WASHINGTON (Reuters) - China’s failure to be transparent about its rapidly growing military capabilities has created uncertainty and risks of miscalculation, the Pentagon said in an annual report released on Wednesday.
The report, the first under the Obama administration, came weeks after Chinese boats jostled with a U.S. Navy surveillance ship in the South China Sea in a confrontation that heightened tensions over Chinese military activities near its coasts.
“Much uncertainty surrounds China’s future course, particularly regarding how its expanding military power might be used,” according to the report on Chinese military power, which was submitted to the U.S. Congress.
China was making advances in denying outsiders access to offshore areas and was improving its nuclear, space, and cyber warfare while making its military modestly more transparent, it said, noting potentially global implications to this trend.
China’s People’s Liberation Army has “left unclear to the international community the purposes and objectives of the PLA’s evolving doctrine and capabilities,” the report added.
Risks to the United States and its allies in the Pacific region arise from incomplete Chinese defense spending figures and actions that appear inconsistent with declared policies, said the report, the first under the Obama administration.
“The limited transparency in China’s military and security affairs poses risks to stability by creating uncertainty and increasing the potential for misunderstanding and miscalculation,” the report said.
The emerging Asian superpower could allay concerns and boost transparency through military-to-military discussions with the United States and by publishing better defense papers and other documents, a senior U.S. defense official said.
Beijing usually criticizes the Pentagon report, saying it unfairly portrays China as a military threat when it is committed to a “peaceful rise” as its economic power grows.
The report noted that the recent naval showdown between the two sides took place near Hainan island, where the construction of a navy base gives the Chinese navy access to international sea lanes and allows stealthy deployment of submarines into the South China Sea.
“The base appears large enough to accommodate a mix of attack and ballistic missile submarines and advanced surface combatant ships,” it said.
The Pentagon analysis said China is developing weapons that would disable its enemies’ space technology such as satellites, and boosting its electromagnetic warfare and cyber-warfare capabilities.
China continued to modernize its nuclear arsenal, improving its fleet of ballistic missile submarines to give itself greater strategic strike capability, said the report. China’s aircraft carrier research program supported its navy’s intention to build multiple carriers by 2020, it added.
The United States was increasingly concerned about “computer network intrusions that appear to originate in China,” said the defense official, who pointed to a focus on computer defense and computer attack in Chinese doctrine.
“Some of these intrusions for the acquisition of data would involve the same types of skills, applications and capabilities that would be consistent with a computer network attack,” the official said.

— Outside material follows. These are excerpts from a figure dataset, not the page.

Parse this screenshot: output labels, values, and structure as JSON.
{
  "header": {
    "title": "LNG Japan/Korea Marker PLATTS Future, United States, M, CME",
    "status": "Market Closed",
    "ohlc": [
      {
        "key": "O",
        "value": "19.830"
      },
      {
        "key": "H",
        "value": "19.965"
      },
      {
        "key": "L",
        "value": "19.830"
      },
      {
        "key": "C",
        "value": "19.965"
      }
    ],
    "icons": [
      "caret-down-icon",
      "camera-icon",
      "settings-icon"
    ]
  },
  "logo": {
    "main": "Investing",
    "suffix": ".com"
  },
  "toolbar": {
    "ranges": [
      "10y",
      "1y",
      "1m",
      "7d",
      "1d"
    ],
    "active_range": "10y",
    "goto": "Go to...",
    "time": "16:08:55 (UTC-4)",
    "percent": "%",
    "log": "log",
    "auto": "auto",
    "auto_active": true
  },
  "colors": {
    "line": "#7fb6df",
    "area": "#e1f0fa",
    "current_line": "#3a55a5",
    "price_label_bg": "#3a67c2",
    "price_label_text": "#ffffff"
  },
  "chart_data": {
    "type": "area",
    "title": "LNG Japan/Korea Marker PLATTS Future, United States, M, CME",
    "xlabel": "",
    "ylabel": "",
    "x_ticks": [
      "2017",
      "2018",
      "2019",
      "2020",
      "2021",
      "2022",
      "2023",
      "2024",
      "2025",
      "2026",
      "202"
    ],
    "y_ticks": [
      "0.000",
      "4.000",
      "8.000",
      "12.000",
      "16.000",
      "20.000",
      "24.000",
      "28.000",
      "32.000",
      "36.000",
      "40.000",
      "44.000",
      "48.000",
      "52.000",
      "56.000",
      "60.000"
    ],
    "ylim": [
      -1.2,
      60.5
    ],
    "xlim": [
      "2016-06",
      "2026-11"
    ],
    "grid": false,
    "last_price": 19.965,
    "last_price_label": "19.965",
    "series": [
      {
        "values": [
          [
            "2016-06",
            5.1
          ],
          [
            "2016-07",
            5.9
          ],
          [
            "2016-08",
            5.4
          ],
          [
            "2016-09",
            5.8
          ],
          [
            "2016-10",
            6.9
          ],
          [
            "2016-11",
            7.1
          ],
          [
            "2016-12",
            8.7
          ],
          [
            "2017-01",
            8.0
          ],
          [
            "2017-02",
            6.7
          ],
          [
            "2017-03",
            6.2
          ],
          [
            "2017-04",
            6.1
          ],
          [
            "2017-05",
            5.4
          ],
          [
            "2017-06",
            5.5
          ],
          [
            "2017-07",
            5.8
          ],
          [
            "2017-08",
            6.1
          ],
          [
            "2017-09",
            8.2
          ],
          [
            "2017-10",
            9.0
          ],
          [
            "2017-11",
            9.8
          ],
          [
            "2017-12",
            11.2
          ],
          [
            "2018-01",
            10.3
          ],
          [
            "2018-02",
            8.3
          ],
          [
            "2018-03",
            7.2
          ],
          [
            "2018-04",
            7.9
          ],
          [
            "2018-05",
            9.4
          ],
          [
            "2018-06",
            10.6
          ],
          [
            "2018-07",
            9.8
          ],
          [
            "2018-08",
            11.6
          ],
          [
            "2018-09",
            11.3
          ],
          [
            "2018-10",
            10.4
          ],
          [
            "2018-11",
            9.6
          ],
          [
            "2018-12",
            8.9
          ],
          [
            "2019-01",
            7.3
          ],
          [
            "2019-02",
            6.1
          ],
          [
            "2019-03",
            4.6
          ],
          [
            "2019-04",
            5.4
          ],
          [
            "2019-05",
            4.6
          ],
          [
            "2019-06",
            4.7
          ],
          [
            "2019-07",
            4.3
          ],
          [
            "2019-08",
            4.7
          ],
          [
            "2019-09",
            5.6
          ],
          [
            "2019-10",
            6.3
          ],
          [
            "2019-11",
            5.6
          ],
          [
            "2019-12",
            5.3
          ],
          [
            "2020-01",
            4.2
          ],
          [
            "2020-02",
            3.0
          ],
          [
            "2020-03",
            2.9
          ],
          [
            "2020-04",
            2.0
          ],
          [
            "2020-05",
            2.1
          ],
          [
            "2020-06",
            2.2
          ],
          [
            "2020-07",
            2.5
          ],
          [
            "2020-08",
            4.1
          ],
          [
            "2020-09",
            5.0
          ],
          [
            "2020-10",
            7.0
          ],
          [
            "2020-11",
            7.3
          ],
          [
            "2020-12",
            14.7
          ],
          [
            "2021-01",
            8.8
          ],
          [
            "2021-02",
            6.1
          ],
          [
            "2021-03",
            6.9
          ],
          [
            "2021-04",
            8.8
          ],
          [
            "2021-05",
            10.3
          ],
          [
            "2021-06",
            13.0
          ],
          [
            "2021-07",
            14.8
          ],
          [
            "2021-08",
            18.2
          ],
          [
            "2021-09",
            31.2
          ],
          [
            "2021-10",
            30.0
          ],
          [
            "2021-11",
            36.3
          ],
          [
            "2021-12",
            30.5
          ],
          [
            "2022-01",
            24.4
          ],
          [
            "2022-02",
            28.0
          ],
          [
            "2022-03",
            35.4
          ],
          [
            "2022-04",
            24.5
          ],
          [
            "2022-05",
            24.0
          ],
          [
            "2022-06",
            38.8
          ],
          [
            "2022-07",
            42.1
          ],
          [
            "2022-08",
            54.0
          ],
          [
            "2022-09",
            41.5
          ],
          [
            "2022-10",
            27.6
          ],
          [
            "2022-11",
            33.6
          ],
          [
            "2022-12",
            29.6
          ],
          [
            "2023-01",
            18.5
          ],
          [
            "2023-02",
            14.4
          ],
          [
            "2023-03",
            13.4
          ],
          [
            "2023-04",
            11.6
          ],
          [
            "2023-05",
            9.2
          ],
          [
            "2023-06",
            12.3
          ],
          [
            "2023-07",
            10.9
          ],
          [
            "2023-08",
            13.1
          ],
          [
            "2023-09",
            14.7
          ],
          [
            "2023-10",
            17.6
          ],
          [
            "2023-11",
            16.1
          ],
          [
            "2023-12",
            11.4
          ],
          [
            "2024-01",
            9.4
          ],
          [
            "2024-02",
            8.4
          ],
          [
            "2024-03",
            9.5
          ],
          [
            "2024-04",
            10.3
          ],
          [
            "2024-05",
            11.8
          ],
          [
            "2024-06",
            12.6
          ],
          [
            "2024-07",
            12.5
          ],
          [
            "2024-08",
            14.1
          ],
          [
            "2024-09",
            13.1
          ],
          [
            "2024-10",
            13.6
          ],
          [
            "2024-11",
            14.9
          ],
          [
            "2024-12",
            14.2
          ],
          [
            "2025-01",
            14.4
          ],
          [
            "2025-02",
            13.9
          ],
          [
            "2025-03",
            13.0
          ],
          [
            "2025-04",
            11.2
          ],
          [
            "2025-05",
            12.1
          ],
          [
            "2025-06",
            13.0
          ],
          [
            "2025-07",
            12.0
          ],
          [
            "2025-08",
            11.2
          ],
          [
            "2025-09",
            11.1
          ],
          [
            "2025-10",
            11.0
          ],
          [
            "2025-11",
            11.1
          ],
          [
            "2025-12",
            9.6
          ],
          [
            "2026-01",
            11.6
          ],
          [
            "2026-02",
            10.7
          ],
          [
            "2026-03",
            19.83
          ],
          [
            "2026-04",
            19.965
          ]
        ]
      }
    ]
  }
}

In the Taiwan Strait, the balance of forces continued to shift in China’s favor as it rapidly built up an arsenal of short-range missiles opposite Taiwan, the report said.
Asked if the Pentagon was concerned the analysis could derail bilateral military talks by angering China, press secretary Geoff Morrell said the “straightforward, fact-based report” had “nothing inflammatory or derogatory in it.”
The Pentagon hoped the report would help in “fostering greater cooperation, greater understanding, greater transparency between our two militaries,” he added.